At MedStar Georgetown, our physicians were the first East Coast center to adopt CyberKnife and remain among the most experienced users in the world. We have been using the Cyberknife to treat trigeminal neuralgia for more than a decade, use a comprehensive team approach to provide the best patient care.
Learn more about CyberKnife at MedStar Georgetown.
Percutaneous Balloon Rhizotomy
In this technique, performed under general anesthesia, a needle is inserted near the corner of the mouth. Under x-ray guidance, the surgeon then advances the needle, through the base of the skull to the root of the trigeminal nerve. Once that target is reached, a balloon is inflated, and the pressure of the balloon dulls the trigeminal nerve, making the painful sensation disappear.
Most patients experience reduction of facial pain upon waking from anesthesia, so the effect is immediate. The recurrence of pain is variable and highly dependent on the circumstances of the individual patient.
This is an outpatient procedure with no overnight hospital stay required.
Percutaneous Radiofrequency Rhizotomy
This procedure is very similar to the balloon rhizotomy except that it is performed with the patient under sedation and not general anesthesia.

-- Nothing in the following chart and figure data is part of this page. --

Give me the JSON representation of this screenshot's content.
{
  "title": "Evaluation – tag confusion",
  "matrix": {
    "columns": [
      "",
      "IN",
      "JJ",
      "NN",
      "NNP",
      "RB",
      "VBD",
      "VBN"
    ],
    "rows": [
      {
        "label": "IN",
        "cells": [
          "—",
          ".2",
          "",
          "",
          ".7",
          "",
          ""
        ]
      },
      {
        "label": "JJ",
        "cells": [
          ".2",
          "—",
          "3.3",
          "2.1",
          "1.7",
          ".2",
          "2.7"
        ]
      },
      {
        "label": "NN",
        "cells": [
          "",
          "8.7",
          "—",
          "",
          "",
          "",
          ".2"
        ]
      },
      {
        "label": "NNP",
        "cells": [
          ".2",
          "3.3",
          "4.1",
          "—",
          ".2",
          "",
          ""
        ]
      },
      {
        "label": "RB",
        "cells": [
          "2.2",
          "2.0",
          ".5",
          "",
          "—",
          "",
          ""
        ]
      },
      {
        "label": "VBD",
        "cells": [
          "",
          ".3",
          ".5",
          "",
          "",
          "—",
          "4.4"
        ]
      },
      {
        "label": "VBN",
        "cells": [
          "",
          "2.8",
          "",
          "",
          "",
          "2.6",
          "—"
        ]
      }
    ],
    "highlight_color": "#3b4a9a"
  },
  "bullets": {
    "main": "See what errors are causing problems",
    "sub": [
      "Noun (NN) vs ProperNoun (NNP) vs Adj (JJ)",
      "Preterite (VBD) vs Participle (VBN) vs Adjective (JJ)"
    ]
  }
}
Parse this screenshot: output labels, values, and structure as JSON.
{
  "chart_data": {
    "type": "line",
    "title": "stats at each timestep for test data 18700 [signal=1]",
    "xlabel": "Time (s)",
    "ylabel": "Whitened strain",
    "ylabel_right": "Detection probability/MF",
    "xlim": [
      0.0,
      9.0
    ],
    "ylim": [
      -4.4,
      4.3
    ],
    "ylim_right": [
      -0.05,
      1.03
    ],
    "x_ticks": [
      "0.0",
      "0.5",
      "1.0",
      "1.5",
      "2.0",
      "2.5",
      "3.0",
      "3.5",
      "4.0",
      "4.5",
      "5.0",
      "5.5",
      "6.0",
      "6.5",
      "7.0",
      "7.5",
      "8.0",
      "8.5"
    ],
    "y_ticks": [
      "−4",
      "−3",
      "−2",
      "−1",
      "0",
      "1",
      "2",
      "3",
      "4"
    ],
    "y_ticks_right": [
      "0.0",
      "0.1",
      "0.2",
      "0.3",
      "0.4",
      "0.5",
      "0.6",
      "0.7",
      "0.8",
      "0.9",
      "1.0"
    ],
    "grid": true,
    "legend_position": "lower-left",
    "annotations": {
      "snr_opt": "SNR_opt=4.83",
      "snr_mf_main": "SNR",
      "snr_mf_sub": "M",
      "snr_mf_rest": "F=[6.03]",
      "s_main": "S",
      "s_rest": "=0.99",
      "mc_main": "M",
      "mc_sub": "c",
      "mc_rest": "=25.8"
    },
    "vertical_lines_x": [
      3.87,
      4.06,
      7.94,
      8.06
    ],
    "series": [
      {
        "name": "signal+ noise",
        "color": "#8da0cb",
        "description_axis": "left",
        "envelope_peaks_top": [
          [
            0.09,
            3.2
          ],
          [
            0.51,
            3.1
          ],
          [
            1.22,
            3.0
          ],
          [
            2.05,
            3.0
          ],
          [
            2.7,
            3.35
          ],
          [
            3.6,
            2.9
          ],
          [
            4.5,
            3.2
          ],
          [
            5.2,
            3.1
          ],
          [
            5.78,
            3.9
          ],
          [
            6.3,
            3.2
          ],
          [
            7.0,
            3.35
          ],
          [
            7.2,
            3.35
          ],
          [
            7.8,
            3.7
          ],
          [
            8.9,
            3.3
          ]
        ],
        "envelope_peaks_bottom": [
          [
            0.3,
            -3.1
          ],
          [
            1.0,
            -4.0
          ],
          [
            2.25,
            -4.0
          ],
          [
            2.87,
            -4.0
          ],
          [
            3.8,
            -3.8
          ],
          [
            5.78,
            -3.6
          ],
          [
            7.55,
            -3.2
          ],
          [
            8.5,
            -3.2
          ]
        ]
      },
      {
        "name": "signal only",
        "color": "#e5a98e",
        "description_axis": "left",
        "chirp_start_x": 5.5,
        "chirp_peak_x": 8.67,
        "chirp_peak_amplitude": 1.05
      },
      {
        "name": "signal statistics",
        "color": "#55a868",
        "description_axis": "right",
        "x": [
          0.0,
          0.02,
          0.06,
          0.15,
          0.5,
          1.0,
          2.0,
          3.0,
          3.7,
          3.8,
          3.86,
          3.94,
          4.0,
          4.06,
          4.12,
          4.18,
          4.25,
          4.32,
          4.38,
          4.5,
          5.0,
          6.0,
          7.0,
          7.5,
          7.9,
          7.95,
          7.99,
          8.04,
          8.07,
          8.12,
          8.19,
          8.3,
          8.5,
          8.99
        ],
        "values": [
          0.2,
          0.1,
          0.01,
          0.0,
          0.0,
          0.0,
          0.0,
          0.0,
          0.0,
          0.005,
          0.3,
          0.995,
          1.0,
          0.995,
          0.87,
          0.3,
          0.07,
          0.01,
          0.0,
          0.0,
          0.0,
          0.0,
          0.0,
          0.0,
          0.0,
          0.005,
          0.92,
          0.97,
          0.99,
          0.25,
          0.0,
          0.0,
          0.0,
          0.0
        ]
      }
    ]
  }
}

The needle is once again advanced to the root of the trigeminal nerve. When the target is reached, the sedation is lightened, so that the patient is awake enough to cooperate with intraoperatively testing. Mini pulses of electricity are sent through the needle to mimic the painful shocks of trigeminal neuralgia. When the test pulse is able to simulate the patient’s pain in the exact distribution as his or her trigeminal neuralgia, radiofrequency, or heat, is sent through a wire in the needle to dull the trigeminal nerve.
There is no hospital stay after the outpatient procedure, and most patients experience pain relief when they leave the hospital.